OS: Ubuntu 14.04.3 LTS
Version: MirantisOpenSta
Nodes: 3x controller, 1x compute, 1x cinder
Snapshots:
Before deploy:
# source /home/akoryagin
# dos.py revert-resume fuelweb_
Now deploy in failed on server and machine wasn't touched after it
MORE INFORMATION:
In Fuel Master, Astute log:
2015-11-25 17:40:47 ERR [655] Timeout of provisioning is exceeded. Nodes not booted: ["1", "2", "3", "4", "5"]
2015-11-25 17:40:47 DEBUG [655] Aborting provision.
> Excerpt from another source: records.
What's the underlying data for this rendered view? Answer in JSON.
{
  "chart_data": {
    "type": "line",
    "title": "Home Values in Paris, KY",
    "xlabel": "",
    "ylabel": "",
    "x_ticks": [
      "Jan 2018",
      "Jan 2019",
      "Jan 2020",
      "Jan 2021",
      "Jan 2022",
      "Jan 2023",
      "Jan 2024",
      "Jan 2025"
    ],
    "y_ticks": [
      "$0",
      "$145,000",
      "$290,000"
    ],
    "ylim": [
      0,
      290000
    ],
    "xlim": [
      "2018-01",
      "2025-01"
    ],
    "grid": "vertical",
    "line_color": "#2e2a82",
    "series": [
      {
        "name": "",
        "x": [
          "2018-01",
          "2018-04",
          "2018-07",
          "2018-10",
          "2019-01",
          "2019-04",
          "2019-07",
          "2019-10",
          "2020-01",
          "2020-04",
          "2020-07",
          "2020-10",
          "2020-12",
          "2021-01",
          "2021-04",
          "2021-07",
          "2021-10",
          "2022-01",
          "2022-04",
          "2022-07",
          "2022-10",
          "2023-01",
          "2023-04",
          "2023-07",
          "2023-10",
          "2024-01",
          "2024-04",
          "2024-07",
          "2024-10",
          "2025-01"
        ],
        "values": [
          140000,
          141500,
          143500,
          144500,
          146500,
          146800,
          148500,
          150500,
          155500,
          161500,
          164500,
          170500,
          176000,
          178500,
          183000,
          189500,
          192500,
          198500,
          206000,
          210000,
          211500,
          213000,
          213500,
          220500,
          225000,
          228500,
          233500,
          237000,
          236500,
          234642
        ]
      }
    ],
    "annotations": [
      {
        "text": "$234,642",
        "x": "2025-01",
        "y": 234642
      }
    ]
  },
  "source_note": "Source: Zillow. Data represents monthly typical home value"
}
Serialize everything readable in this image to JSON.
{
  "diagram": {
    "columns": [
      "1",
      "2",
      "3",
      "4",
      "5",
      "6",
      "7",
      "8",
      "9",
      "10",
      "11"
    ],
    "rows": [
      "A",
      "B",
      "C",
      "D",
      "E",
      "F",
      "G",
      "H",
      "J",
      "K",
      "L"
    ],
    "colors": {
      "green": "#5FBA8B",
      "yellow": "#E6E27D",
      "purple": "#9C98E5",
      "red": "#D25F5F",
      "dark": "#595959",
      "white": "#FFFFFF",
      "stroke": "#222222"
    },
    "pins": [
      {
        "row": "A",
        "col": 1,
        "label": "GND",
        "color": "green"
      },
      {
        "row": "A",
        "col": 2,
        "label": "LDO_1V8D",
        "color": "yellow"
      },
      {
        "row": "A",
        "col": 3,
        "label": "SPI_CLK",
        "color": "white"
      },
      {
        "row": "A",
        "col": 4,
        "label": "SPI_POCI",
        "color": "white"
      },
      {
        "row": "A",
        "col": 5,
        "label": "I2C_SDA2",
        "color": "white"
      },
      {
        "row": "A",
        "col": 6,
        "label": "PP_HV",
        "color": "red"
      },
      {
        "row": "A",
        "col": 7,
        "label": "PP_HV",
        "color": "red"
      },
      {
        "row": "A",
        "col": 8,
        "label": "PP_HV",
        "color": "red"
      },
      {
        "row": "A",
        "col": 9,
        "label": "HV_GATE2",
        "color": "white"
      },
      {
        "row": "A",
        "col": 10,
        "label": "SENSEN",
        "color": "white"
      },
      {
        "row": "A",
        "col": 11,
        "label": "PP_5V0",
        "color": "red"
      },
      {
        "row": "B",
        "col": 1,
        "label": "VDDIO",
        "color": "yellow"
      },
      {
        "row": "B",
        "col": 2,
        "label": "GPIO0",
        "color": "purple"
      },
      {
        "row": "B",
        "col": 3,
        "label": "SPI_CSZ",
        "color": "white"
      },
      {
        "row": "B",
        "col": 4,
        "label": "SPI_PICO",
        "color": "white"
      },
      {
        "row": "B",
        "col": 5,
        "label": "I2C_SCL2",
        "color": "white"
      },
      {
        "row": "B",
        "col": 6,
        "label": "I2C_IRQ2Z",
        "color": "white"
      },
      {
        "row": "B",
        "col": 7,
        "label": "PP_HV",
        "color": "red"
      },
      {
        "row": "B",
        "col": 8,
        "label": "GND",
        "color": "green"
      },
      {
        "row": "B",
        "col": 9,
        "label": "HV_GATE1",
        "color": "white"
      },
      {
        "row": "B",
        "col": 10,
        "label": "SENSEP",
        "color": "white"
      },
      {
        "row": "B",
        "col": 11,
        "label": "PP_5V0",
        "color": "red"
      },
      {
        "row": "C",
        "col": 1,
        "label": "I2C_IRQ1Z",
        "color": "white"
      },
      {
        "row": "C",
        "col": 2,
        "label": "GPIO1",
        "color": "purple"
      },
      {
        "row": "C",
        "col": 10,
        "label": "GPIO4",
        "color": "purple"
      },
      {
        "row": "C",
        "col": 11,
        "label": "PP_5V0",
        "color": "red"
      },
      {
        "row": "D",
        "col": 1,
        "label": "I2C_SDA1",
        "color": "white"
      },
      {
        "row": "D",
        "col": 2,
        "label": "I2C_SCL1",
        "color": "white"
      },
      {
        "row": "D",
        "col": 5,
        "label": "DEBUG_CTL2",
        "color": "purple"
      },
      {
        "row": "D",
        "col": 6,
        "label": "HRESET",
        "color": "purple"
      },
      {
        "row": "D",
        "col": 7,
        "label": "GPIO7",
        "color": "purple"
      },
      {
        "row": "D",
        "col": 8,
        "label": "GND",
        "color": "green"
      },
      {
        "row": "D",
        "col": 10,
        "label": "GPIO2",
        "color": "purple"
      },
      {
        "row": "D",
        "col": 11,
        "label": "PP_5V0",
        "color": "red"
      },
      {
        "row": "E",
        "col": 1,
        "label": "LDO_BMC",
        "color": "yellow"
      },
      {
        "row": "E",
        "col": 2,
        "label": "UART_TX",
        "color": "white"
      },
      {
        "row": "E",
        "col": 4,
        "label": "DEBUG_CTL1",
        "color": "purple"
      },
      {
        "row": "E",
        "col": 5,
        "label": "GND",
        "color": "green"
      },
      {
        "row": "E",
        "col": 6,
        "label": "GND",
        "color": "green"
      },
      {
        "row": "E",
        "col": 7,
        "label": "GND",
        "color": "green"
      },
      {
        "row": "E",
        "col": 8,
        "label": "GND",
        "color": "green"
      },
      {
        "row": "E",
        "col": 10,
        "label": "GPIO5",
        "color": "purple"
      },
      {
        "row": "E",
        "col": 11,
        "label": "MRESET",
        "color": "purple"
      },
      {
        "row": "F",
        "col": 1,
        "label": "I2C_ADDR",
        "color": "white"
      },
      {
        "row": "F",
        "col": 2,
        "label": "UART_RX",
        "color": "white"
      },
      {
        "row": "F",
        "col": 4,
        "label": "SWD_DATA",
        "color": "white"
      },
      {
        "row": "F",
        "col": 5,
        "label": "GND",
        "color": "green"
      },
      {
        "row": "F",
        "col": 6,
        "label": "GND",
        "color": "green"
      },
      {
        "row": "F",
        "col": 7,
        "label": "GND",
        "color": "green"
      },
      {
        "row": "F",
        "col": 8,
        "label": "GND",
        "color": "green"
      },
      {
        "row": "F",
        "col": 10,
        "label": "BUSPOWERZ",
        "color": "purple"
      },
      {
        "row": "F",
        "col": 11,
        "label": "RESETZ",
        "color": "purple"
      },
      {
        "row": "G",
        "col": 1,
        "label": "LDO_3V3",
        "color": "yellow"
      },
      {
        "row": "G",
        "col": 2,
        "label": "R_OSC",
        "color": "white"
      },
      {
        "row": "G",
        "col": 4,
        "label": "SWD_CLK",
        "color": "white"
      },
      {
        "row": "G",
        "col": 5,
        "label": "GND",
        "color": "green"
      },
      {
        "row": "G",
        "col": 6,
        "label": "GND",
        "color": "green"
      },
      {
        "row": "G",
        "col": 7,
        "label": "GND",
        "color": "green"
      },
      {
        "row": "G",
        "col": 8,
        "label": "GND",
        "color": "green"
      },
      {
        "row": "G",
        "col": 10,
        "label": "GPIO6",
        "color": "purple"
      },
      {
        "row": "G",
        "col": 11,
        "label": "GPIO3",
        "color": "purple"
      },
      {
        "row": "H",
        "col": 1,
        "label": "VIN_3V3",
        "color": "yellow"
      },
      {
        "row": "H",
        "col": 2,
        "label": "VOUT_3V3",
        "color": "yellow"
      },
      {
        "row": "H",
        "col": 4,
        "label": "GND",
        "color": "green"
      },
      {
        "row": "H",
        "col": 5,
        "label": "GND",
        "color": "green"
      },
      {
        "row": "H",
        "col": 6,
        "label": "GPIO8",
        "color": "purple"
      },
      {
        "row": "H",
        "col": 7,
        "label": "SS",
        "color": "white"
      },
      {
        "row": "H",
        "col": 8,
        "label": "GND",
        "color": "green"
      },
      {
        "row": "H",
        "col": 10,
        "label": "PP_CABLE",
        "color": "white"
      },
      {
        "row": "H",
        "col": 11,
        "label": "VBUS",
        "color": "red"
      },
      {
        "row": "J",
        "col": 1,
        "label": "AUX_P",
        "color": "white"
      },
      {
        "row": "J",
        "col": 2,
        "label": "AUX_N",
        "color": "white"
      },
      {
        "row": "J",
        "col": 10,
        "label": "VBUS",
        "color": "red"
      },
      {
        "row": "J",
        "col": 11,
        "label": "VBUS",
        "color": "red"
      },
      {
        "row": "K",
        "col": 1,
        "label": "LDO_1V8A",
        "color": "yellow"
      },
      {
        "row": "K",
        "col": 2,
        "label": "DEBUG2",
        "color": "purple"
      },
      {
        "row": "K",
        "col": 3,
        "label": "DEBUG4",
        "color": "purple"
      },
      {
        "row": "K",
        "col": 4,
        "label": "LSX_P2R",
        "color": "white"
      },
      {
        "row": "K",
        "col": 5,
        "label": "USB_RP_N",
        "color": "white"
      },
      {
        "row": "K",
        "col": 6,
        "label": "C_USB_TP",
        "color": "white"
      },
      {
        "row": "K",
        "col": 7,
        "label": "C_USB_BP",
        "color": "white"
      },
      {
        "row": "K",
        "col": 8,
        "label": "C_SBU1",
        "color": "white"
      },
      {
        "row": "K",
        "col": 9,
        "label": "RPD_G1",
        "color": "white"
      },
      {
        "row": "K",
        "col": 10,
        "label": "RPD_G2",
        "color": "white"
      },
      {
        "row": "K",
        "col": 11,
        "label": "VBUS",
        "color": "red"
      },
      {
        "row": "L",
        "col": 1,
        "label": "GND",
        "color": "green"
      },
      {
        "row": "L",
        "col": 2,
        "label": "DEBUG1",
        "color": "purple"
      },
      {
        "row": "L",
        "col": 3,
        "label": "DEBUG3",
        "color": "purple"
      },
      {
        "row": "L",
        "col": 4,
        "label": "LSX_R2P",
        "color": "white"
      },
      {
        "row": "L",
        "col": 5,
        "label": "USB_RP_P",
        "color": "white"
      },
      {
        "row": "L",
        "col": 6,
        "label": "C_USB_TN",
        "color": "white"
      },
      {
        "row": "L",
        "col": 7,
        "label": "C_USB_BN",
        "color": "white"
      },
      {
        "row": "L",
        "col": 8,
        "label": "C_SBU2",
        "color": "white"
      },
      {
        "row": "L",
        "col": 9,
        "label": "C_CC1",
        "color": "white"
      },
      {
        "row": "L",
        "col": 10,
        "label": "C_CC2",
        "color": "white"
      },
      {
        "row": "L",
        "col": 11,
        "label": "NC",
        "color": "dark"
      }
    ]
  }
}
To many nodes failed: ["1", "2", "3", "4", "5"]
2015-11-25 17:40:47 INFO [655] Node timed out to provision: 5
2015-11-25 17:40:47 INFO [655] Node timed out to provision: 4
2015-11-25 17:40:47 INFO [655] Node timed out to provision: 3
2015-11-25 17:40:47 INFO [655] Node timed out to provision: 2
2015-11-25 17:40:47 INFO [655] Node timed out to provision: 1
From the host machine:
$ virsh list --all
Id Name State
---
2 fuelweb_
3 fuelweb_
4 fuelweb_
5 fuelweb_
6 fuelweb_
7 fuelweb_
From Admin Node:
[root@nailgun ~]# fuel node
id | status | name | cluster | ip | mac | roles | pending_roles | online | group_id
---
1 | error | Untitled (9a:fc) | 1 | 10.109.0.4 | 64:d0:df:47:9a:fc | controller | | False | 1
5 | error | Untitled (9c:f6) | 1 | 10.109.0.6 | 64:1d:35:2b:9c:f6 | compute | | False | 1
3 | error | Untitled (7f:33) | 1 | 10.109.0.7 | 64:b9:3f:2d:7f:33 | controller | | False | 1
4 | error | Untitled (e4:09) | 1 | 10.109.0.3 | 64:de:b9:e5:e4:09 | cinder | | False | 1
2 | error | Untitled (35:6e) | 1 | 10.109.0.5 | 64:b2:c4:c9:35:6e | controller | | False | 1
Nodes became offline:
[root@nailgun ~]# for num in 3 4 5 6 7; do ping -q -w 5 10.109.0.${num}; done
PING 10.109.0.3 (10.109.0.3) 56(84) bytes of data.
--- 10.109.0.3 ping statistics ---
4 packets transmitted, 0 received, +3 errors, 100% packet loss, time 3000ms
pipe 3
PING 10.109.0.4 (10.109.0.4) 56(84) bytes of data.
--- 10.109.0.4 ping statistics ---
3 packets transmitted, 0 received, +3 errors, 100% packet loss, time 3000ms
pipe 3
PING 10.109.0.5 (10.109.0.5) 56(84) bytes of data.
--- 10.109.0.5 ping statistics ---
4 packets transmitted, 0 received, +3 errors, 100% packet loss, time 3000ms
pipe 3
PING 10.109.0.6 (10.109.0.6) 56(84) bytes of data.
--- 10.109.0.6 ping statistics ---
3 packets transmitted, 0 received, +3 errors, 100% packet loss, time 3000ms
pipe 3
PING 10.109.0.7 (10.109.0.7) 56(84) bytes of data.
--- 10.109.0.7 ping statistics ---
4 packets transmitted, 0 received, +3 errors, 100% packet loss, time 3001ms
pipe 3
tags: | added: area-devops |
This issue marked as duplicate accordingly to the conversation with Georgy Duldin in skype. He saw this issue before and looks like he knows the root of the issue.